The Herald editorial board just doesn’t get it. The closing line of your diatribe states “... and pension liabilitie­s which clearly point to the ever-growing need for pension reform to protect future generation­s from much hardship.”

According to the Canadian Taxpayers Federation, Canada’s national debt is $619 billion and growing at a rate of $7 million a day. Do we worry about the effect of that on future generation­s? Of course not, as it is only a problem if that amount of debt is called in by its holders, a hardly likely scenario.

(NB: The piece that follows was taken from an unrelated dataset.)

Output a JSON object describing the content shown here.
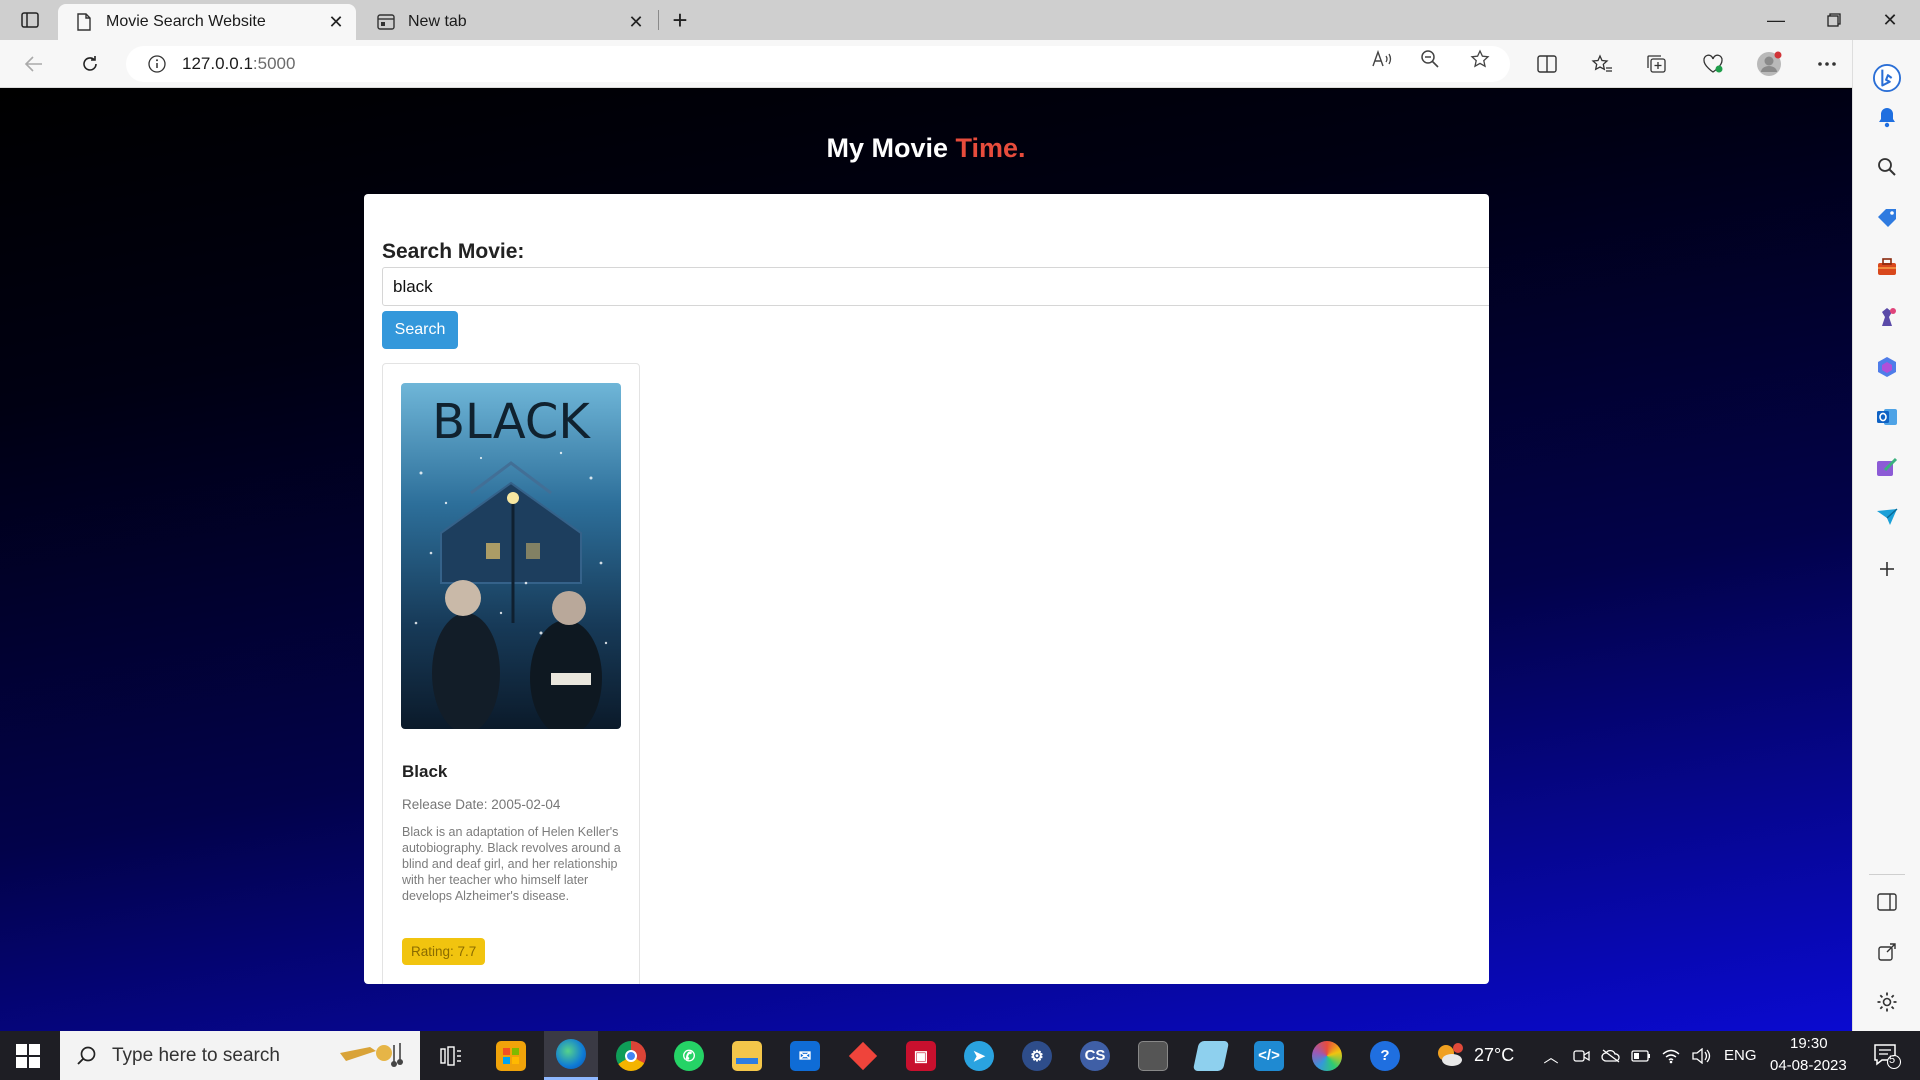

The same holds true for the public service pension plan. Any unfunded liability is only a problem if every employee retired today and claimed their pension, an impossible scenario. The national debt is growing largely because of interest charges on that debt. Such is not the case for the Local Authoritie­s Pension Plan, which last year took in more revenue from contributi­ons and interest earnings than it paid out in benefits. This was due primarily to contributi­ons by current employees and wise investment­s.

I paid into that pension plan for 35 years, thus supporting those who retired ahead of me. I have earned my pension, just as they did and just as those who are presently contributi­ng, and those who follow that group are earning their pensions. This has nothing to do with forcing hardship on future generation­s.

If the Herald really wants to get at the nub of unfunded liabilitie­s, please ask the province why for many years they spent our pension contributi­ons by placing them into general revenues instead of a pension plan.